Table of Contents

Class ParquetDataConnector

Namespace
Datafication.Connectors.ParquetConnector
Assembly
Datafication.ParquetConnector.dll

Provides functionality to connect to and retrieve data from a Parquet data source.

public class ParquetDataConnector : IDataConnector
Inheritance
object
ParquetDataConnector
Implements
Extension Methods

Remarks

This connector utilizes the provided configuration to establish a connection to the Parquet data source, either local or remote, and then extracts data records from the retrieved Parquet.

Constructors

ParquetDataConnector(ParquetConnectorConfiguration)

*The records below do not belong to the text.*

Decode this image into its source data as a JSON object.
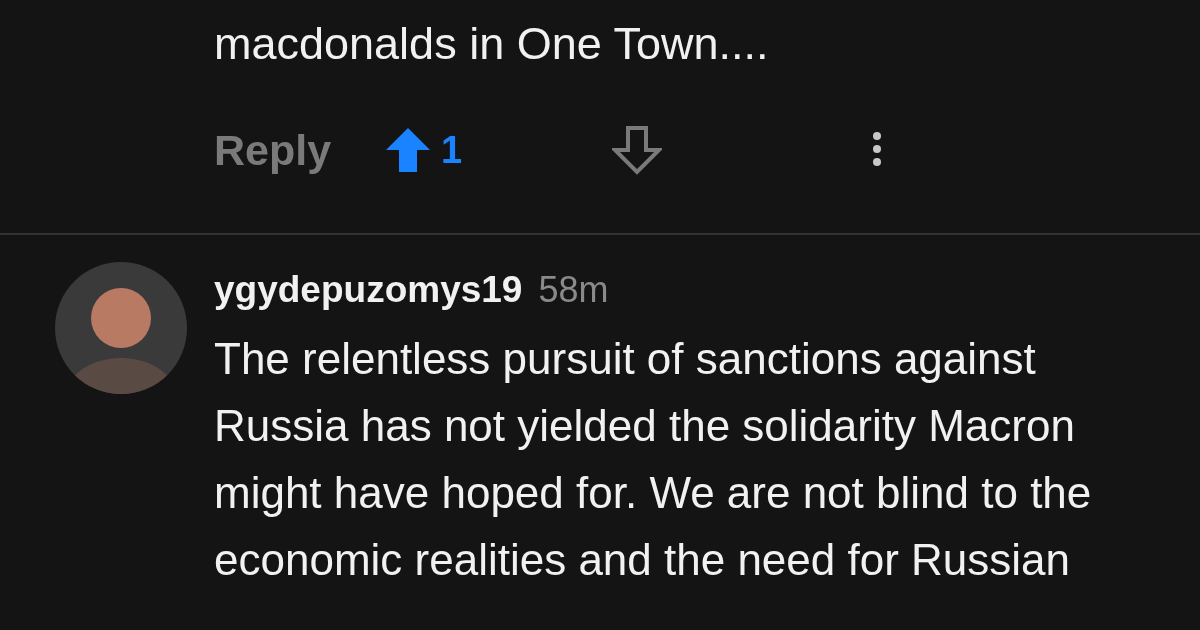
{
  "comments": [
    {
      "text": "macdonalds in One Town....",
      "reply": "Reply",
      "score": "1",
      "upvoted": true,
      "downvoted": false
    },
    {
      "author": "ygydepuzomys19",
      "time": "58m",
      "text": "The relentless pursuit of sanctions against Russia has not yielded the solidarity Macron might have hoped for. We are not blind to the economic realities and the need for Russian"
    }
  ]
}
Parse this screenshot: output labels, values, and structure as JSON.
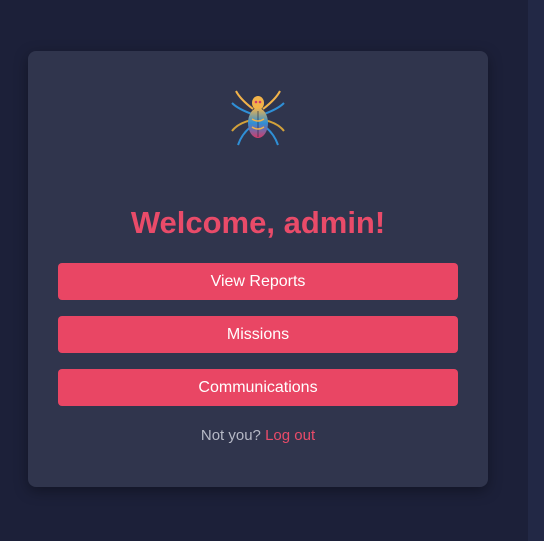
{
  "welcome": {
    "heading": "Welcome, admin!"
  },
  "logo": {
    "icon": "spider-icon"
  },
  "actions": {
    "view_reports": "View Reports",
    "missions": "Missions",
    "communications": "Communications"
  },
  "footer": {
    "prompt": "Not you?",
    "logout_link": "Log out"
  },
  "colors": {
    "page_background": "#1c2039",
    "card_background": "#30354d",
    "accent": "#e94664",
    "muted_text": "#b6b9c6"
  }
}
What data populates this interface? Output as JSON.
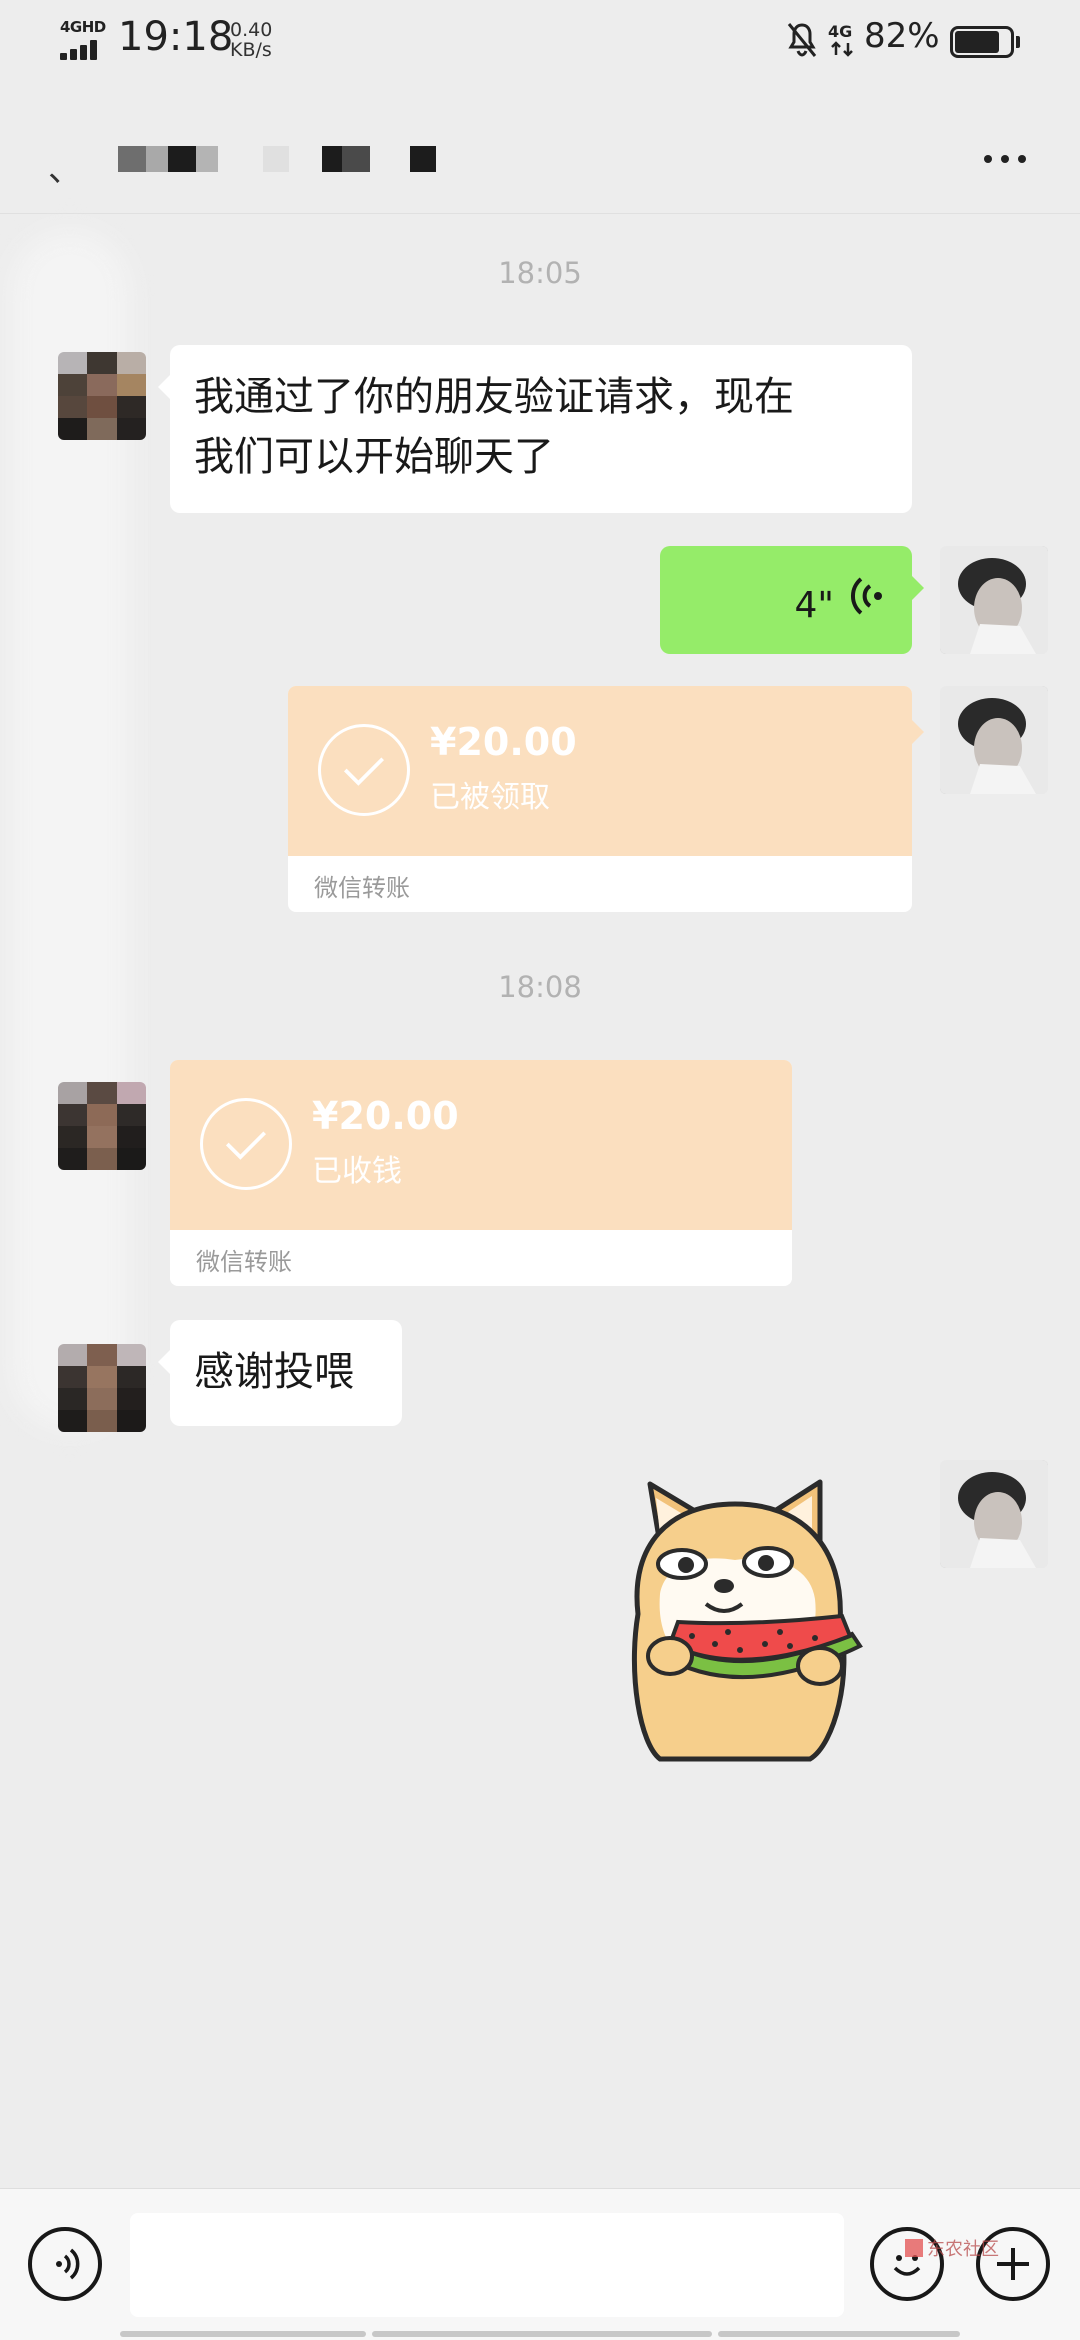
{
  "status_bar": {
    "network_tag": "4GHD",
    "time": "19:18",
    "speed_value": "0.40",
    "speed_unit": "KB/s",
    "mobile_tag": "4G",
    "battery_percent": "82%",
    "battery_level": 0.82,
    "icons": [
      "signal-icon",
      "mute-bell-icon",
      "battery-icon"
    ]
  },
  "header": {
    "back_mark": "、",
    "contact_name_obscured": true,
    "more_icon": "more-dots-icon"
  },
  "messages": [
    {
      "type": "timestamp",
      "text": "18:05"
    },
    {
      "type": "text",
      "side": "left",
      "text": "我通过了你的朋友验证请求，现在\n我们可以开始聊天了"
    },
    {
      "type": "voice",
      "side": "right",
      "duration": "4\""
    },
    {
      "type": "transfer",
      "side": "right",
      "amount": "¥20.00",
      "status": "已被领取",
      "label": "微信转账"
    },
    {
      "type": "timestamp",
      "text": "18:08"
    },
    {
      "type": "transfer",
      "side": "left",
      "amount": "¥20.00",
      "status": "已收钱",
      "label": "微信转账"
    },
    {
      "type": "text",
      "side": "left",
      "text": "感谢投喂"
    },
    {
      "type": "sticker",
      "side": "right",
      "sticker": "shiba-eating-watermelon"
    }
  ],
  "input_bar": {
    "voice_icon": "voice-input-icon",
    "emoji_icon": "emoji-icon",
    "plus_icon": "plus-icon",
    "watermark": "东农社区"
  },
  "colors": {
    "background": "#ededed",
    "bubble_self": "#95ec69",
    "bubble_other": "#ffffff",
    "transfer": "#fbdfbf"
  }
}
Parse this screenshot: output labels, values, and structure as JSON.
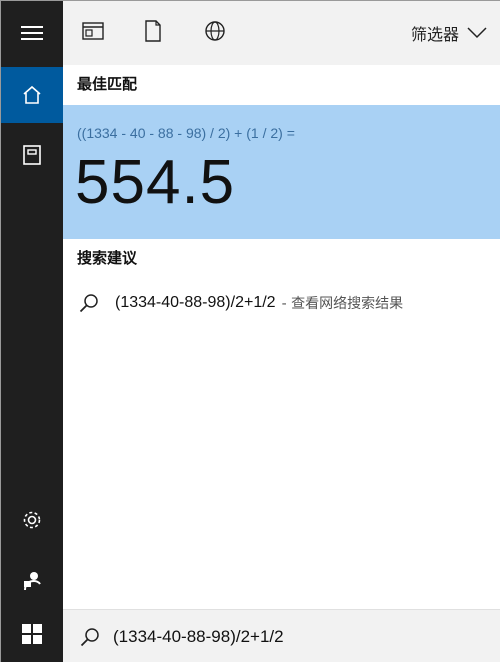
{
  "topbar": {
    "icons": [
      "app-window-icon",
      "document-icon",
      "globe-icon"
    ],
    "filter_label": "筛选器"
  },
  "best_match": {
    "label": "最佳匹配",
    "expression": "((1334 - 40 - 88 - 98) / 2) + (1 / 2) =",
    "result": "554.5"
  },
  "suggestions": {
    "label": "搜索建议",
    "items": [
      {
        "query": "(1334-40-88-98)/2+1/2",
        "hint": "- 查看网络搜索结果"
      }
    ]
  },
  "search": {
    "value": "(1334-40-88-98)/2+1/2"
  },
  "colors": {
    "rail_bg": "#1f1f1f",
    "active_rail": "#005a9e",
    "selected_card": "#a9d1f4",
    "topbar_bg": "#f2f2f2"
  }
}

Initializes a new instance of the ParquetDataConnector class.

public ParquetDataConnector(ParquetConnectorConfiguration configuration)

Parameters

configuration ParquetConnectorConfiguration

The configuration to be used by the connector.

Exceptions

ArgumentNullException

Thrown if the provided configuration is null.

ArgumentException

Thrown when the configuration validation fails.

Properties

Configuration

Gets the configuration used by this Parquet data connector.

public ParquetConnectorConfiguration Configuration { get; }

Property Value

ParquetConnectorConfiguration

Methods

GetConnectorId()

Retrieves the unique identifier associated with this connector's configuration.

public string GetConnectorId()

Returns

string

The unique identifier of the configuration.

GetDataAsync()

Asynchronously retrieves data from the Parquet file specified in the configuration.

public Task<DataBlock> GetDataAsync()

Returns

Task<DataBlock>

A task that represents the asynchronous operation. The task result contains a DataBlock with the Parquet data.

Remarks

This method reads the Parquet file and converts its contents into a DataBlock. The Parquet file's schema will be used to determine the structure of the resulting DataBlock.

Exceptions

Exception

Thrown when there is an error reading the Parquet file or when the configuration is invalid.

GetStorageDataAsync(IStorageDataBlock, int)

Asynchronously retrieves data from the Parquet file and appends it in batches to the provided storage data block.

public Task<IStorageDataBlock> GetStorageDataAsync(IStorageDataBlock target, int batchSize = 10000)

Parameters

target IStorageDataBlock

The storage data block to append batches to.

batchSize int

The maximum number of rows to accumulate before appending a batch. Defaults to 10000.

Returns

Task<IStorageDataBlock>

A task that represents the asynchronous operation. The task result contains the provided IStorageDataBlock with all data appended.

Remarks

This method mirrors the exact data processing logic from GetDataAsync() but streams data in batches to the provided storage block. The Parquet file's schema will be used to determine the structure of the resulting DataBlock.

Exceptions

ArgumentNullException

Thrown when target is null.

Exception

Thrown when there is an error reading the Parquet file or when the configuration is invalid.